Zwei Artikel der Kinderrechtskonvention (KRK) gehen auf die Bildung ein. Artikel 28 definiert die Bildung als ein Recht, und Artikel 29 fordert, „dass die Bildung des Kindes darauf gerichtet sein muss, (…) die Persönlichkeit, die Begabung und die geistigen und körperlichen Fähigkeiten des Kindes voll zur Entfaltung zu bringen”. Eine weitere Aufgabe der Schulen, so heißt es weiter in der KRK, besteht darin, dem Kind Achtung der Menschenrechte und der Grundfreiheiten zu vermitteln. Wir sind davon überzeugt, dass man Menschenrechte in Beziehungen mit anderen leben und praktizieren muss, um zu einem vertieften Verständnis von ihren zu gelangen und ihre Anerkennung zu fördern.

Die grundlegenden Werte der Würde, Achtung und Verantwortung sollten die treibende Kraft der Schule bilden. Das bedeutet nicht nur, die Lernenden mit den Werten und dem Wortlaut der Menschenrechte im Unterricht zu konfrontieren. Der Bezugsrahmen der Menschenrechte ist darauf angelegt, eine schülerzentrierte Schule zu schaffen, in der diese Werte dazu anleiten, wie die Schülerinnen und Schüler lernen, wie die Lehrpersonen mit ihnen und die Lernenden miteinander umgehen, wie sie ihren Platz in der Welt einnehmen werden – und sie vom Auftrag der Menschenrechte beseelt sind, sich für soziale Gerechtigkeit einzusetzen. Das ist zugegeben ein hoch gestecktes Ziel, doch es entspricht der überragenden Bedeutung der Menschenrechte in der Schule.
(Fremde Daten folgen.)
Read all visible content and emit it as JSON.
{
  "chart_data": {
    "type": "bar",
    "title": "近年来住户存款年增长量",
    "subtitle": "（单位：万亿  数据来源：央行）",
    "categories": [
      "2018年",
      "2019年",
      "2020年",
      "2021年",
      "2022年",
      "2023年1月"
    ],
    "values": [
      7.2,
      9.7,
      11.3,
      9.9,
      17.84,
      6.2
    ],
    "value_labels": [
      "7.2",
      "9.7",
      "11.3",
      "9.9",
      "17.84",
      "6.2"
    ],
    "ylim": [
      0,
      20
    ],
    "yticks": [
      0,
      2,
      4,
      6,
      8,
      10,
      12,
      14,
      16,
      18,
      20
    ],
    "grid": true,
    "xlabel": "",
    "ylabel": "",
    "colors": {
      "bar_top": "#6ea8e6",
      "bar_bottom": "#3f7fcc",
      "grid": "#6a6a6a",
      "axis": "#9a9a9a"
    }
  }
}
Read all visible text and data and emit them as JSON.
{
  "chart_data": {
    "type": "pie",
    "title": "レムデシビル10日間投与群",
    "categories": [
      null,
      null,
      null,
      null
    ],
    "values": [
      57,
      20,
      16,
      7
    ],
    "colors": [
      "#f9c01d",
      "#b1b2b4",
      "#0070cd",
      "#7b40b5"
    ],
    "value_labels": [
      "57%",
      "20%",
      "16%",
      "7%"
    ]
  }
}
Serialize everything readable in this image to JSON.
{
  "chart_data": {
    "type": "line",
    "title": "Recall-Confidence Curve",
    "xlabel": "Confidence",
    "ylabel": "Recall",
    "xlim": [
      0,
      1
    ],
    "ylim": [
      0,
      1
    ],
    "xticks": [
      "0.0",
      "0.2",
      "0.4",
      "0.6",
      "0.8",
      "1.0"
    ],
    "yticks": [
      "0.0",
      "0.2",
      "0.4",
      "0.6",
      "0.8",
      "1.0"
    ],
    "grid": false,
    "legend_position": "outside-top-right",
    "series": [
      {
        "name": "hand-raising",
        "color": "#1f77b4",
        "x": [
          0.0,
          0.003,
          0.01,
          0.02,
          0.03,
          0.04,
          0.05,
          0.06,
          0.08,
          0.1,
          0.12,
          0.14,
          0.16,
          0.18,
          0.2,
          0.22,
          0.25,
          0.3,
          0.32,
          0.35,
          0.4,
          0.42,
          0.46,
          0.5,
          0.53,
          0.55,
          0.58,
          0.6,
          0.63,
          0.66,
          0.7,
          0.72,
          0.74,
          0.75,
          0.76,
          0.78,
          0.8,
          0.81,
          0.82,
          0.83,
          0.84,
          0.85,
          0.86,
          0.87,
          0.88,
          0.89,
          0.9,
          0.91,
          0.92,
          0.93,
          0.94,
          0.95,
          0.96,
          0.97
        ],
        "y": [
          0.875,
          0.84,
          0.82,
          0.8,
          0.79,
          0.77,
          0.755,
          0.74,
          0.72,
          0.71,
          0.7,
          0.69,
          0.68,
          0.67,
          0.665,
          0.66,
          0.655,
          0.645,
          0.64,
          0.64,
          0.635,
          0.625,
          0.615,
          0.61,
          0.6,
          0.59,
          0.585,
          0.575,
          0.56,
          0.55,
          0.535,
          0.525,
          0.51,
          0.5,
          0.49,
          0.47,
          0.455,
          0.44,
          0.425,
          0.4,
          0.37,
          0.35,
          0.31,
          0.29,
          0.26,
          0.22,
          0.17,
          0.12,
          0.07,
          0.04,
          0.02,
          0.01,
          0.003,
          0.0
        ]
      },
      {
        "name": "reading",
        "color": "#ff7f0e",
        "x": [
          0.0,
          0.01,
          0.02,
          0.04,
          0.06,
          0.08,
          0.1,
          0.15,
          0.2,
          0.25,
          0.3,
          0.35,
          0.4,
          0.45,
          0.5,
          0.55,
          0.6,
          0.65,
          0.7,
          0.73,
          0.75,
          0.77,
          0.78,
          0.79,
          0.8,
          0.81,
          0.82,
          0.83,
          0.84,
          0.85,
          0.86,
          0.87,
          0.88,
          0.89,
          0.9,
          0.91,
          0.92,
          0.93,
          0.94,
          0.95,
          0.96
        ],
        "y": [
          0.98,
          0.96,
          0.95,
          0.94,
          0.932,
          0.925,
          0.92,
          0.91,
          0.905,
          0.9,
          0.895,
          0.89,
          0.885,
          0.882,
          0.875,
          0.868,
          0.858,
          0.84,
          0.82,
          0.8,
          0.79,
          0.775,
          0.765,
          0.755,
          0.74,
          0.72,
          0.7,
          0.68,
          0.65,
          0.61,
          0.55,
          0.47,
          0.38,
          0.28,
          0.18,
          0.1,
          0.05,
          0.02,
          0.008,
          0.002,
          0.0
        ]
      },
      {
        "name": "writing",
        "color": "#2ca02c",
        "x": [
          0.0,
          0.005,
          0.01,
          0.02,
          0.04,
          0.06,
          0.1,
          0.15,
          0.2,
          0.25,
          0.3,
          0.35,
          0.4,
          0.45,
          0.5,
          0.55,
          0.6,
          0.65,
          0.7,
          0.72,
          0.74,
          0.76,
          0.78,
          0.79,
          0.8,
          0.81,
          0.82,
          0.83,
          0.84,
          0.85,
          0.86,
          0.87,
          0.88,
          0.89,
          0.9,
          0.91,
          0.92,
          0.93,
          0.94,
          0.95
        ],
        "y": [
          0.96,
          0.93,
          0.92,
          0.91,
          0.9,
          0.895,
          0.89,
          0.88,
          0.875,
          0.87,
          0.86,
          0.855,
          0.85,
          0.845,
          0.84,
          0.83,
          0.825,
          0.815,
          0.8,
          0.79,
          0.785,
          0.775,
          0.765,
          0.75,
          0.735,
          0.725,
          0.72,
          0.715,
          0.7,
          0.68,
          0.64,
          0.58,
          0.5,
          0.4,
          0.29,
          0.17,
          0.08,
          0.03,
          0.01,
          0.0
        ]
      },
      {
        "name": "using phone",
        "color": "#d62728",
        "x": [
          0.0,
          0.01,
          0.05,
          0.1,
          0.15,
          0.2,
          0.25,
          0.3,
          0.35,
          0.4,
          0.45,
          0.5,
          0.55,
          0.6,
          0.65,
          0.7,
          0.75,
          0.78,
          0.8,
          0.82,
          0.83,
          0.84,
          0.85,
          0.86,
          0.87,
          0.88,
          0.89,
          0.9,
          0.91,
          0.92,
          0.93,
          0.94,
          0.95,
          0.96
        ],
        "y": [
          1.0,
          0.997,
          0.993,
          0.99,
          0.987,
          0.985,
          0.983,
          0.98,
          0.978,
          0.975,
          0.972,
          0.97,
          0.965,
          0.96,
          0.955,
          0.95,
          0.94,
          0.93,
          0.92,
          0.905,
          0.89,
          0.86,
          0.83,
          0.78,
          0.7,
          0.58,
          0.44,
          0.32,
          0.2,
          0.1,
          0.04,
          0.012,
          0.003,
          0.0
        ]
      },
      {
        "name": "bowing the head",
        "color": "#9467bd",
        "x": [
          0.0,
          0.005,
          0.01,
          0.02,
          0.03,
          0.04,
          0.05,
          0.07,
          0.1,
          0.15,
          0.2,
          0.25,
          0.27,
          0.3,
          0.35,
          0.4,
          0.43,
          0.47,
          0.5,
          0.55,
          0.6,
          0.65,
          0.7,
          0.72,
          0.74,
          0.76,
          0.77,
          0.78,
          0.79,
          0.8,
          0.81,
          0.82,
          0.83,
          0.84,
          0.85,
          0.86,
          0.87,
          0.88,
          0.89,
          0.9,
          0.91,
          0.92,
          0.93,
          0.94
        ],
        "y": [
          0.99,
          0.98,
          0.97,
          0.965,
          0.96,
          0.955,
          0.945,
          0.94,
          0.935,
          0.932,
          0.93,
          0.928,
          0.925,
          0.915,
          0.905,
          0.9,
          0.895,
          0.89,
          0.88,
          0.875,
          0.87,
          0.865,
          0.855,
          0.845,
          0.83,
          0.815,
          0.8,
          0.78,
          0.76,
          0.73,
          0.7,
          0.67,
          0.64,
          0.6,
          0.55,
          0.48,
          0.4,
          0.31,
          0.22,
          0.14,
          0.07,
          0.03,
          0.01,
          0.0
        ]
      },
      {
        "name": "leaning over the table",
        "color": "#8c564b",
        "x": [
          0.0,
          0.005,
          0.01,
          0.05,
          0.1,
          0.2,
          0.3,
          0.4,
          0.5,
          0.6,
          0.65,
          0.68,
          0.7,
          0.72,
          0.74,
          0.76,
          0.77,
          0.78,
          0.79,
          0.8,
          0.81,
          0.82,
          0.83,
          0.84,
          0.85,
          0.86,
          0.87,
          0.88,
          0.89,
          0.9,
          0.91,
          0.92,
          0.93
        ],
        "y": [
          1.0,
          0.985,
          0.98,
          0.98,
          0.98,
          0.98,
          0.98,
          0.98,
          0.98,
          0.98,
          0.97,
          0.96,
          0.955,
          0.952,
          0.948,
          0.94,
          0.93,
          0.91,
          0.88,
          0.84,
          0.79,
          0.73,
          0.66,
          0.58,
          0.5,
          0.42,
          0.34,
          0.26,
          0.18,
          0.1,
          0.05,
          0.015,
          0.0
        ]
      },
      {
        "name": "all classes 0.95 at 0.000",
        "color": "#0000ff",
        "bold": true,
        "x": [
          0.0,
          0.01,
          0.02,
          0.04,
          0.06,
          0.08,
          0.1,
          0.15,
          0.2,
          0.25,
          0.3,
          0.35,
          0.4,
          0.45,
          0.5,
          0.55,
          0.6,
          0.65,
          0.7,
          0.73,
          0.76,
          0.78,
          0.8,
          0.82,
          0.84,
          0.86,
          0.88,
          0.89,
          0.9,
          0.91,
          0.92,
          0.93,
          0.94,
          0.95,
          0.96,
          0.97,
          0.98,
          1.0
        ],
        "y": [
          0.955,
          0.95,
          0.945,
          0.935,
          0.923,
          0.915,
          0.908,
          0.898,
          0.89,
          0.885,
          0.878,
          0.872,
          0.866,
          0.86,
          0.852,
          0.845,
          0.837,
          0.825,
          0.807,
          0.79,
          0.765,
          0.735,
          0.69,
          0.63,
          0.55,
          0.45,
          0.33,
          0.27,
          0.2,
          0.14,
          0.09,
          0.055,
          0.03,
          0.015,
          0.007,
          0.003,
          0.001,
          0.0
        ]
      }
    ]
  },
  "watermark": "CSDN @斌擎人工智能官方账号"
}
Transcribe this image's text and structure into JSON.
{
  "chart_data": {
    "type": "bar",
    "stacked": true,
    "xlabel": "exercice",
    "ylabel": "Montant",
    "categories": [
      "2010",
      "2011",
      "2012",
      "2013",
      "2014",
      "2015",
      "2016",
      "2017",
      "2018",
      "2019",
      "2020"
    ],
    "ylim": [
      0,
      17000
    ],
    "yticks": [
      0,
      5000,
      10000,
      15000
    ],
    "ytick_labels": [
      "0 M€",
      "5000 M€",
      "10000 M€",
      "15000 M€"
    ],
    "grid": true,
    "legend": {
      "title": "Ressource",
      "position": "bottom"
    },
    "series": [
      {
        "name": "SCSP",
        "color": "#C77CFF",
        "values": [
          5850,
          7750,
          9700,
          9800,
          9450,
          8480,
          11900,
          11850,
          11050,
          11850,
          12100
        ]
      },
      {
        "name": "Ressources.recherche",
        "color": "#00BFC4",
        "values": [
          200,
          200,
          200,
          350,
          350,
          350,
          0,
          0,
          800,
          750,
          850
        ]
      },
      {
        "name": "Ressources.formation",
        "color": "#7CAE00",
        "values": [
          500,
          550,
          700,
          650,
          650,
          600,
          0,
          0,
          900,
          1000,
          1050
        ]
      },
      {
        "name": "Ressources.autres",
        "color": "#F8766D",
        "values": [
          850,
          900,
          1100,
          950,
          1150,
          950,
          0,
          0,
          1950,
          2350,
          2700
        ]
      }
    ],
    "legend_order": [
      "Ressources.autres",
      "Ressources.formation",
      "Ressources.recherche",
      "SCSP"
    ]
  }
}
Die Lehrpersonen können die Menschenrechte zum Leben erwecken durch Auswahl ihrer Beispiele und Problemstellungen und indem sie eine breite Beteiligung an Diskussionen ermöglichen und die Lernenden zu kritischem Denken und zur Reflexion anregen, Projekte und spannende Exkursionen organisieren. Die Menschenrechte fordern die Lehrperson in mehrfacher Weise heraus: Zum einen muss sie die Menschenrechte inhaltlich durchdringen und verstehen. Zum anderen muss sie die Menschenrechte so darstellen, dass sie für die Lernenden bedeutsam werden und sie zum Handeln ermutigen und befähigen. Die vielleicht größte Herausforderung besteht darin, dass die Lehrperson die Menschenrechte für die Kinder und Jugendlichen konkretisieren und fassbar machen, und sie für die Idee der Menschenrechte gewinnen und begeistern muss.

Der Menschenrechtsansatz in der schulischen Bildung umfasst die folgenden Prinzipien und Ziele, die zugleich für die menschenrechtsorientierte Schulführung im allgemeinen maßgeblich sind. Sie entstammen einem Richtlinienkonzept der UNICEF43.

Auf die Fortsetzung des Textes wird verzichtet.